McCosh is part of an unprecedented surge in e-book sales that’s changing publishing and challenging traditional bookstores.
It’s reflected on USA TODAY’s Best-Selling Books list, which tracks combined sales of e-book and print editions. The latest list, based on sales data from Dec. 26 to Jan. 1, shows a remarkable burst of digital book sales after e-readers were unwrapped as gifts — for 42 of the top 50 titles, the e-book editions were the most popular format. The previous high, in July, was 25 of the top 50.
For e-books, “the two weeks after Christmas is what the two weeks before Halloween is to pumpkins,” says Michael Norris, an analyst with Simba Information, a market research firm. After the post-holiday surge, he predicts, e-books will increase in “short bursts and slow trickles” the rest of the year.
Norris estimates that one in five U.S. adults are reading e-books on a variety of devices, from dedicated e-readers to tablets (like the Kindle Fire) that can be used to download movies, music, video games and more.

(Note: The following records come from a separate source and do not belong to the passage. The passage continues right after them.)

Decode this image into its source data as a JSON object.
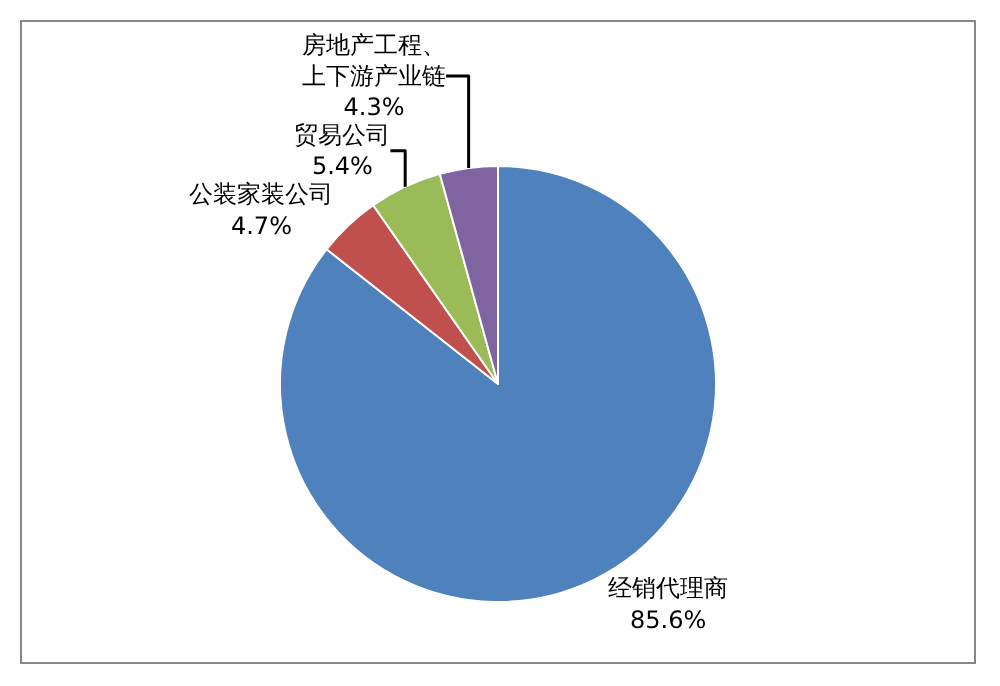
{
  "chart_data": {
    "type": "pie",
    "categories": [
      "经销代理商",
      "公装家装公司",
      "贸易公司",
      "房地产工程、上下游产业链"
    ],
    "values": [
      85.6,
      4.7,
      5.4,
      4.3
    ],
    "value_labels": [
      "85.6%",
      "4.7%",
      "5.4%",
      "4.3%"
    ],
    "colors": [
      "#4f81bd",
      "#c0504d",
      "#9bbb59",
      "#8064a2"
    ],
    "legend": false
  }
}
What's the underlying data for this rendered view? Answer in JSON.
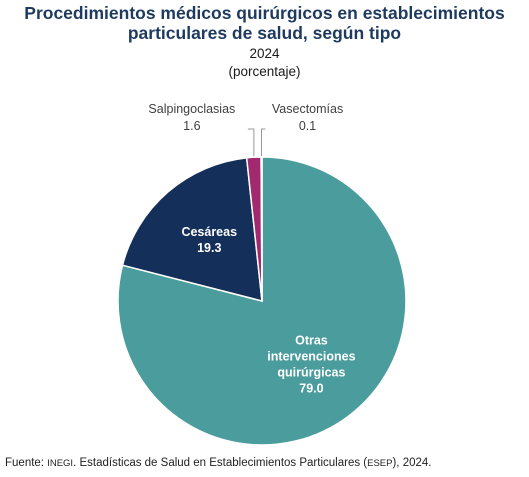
{
  "header": {
    "title_line1": "Procedimientos médicos quirúrgicos en establecimientos",
    "title_line2": "particulares de salud, según tipo",
    "year": "2024",
    "unit": "(porcentaje)"
  },
  "chart_data": {
    "type": "pie",
    "title": "Procedimientos médicos quirúrgicos en establecimientos particulares de salud, según tipo",
    "subtitle": "2024",
    "unit_label": "(porcentaje)",
    "slices": [
      {
        "label": "Otras intervenciones quirúrgicas",
        "label_lines": [
          "Otras",
          "intervenciones",
          "quirúrgicas"
        ],
        "value": 79.0,
        "value_text": "79.0",
        "color": "#4b9c9c",
        "text_color": "#ffffff"
      },
      {
        "label": "Cesáreas",
        "label_lines": [
          "Cesáreas"
        ],
        "value": 19.3,
        "value_text": "19.3",
        "color": "#14305a",
        "text_color": "#ffffff"
      },
      {
        "label": "Salpingoclasias",
        "label_lines": [
          "Salpingoclasias"
        ],
        "value": 1.6,
        "value_text": "1.6",
        "color": "#a3296f",
        "text_color": "#404040"
      },
      {
        "label": "Vasectomías",
        "label_lines": [
          "Vasectomías"
        ],
        "value": 0.1,
        "value_text": "0.1",
        "color": "#c8c8c8",
        "text_color": "#404040"
      }
    ]
  },
  "footer": {
    "prefix": "Fuente:",
    "org": "INEGI",
    "text": ". Estadísticas de Salud en Establecimientos Particulares (",
    "abbr": "ESEP",
    "suffix": "), 2024."
  }
}
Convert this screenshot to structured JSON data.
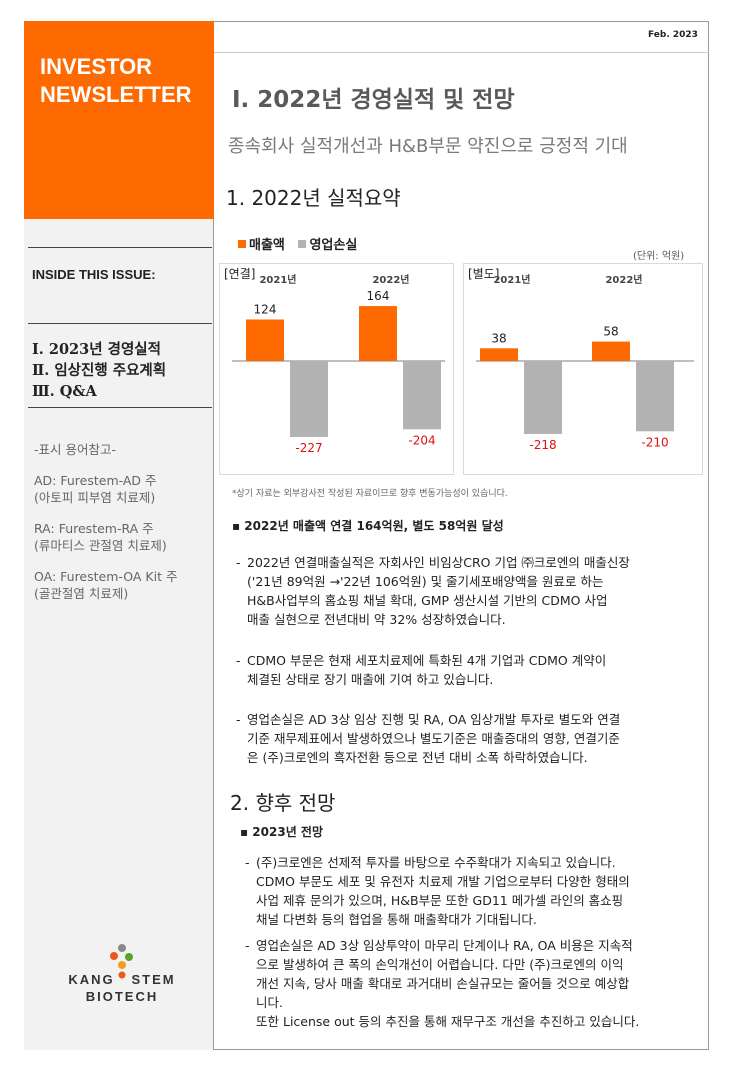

Forrester Research estimates that Amazon has sold 5 million Kindle Fires, priced at $199 each, since the device was released Nov. 14. Archrival Barnes & Noble has sold an estimated 2 million Nook Tablets ($249), released Nov. 17.
Both devices are designed, in part, to compete with Apple’s iPad (the latest versions are priced from $500 to $830), which sold about 40 million units last year.
But even as the sales of e-books doubled from 10% of the overall market to 20% in 2011, print books still account for about 80% of the market.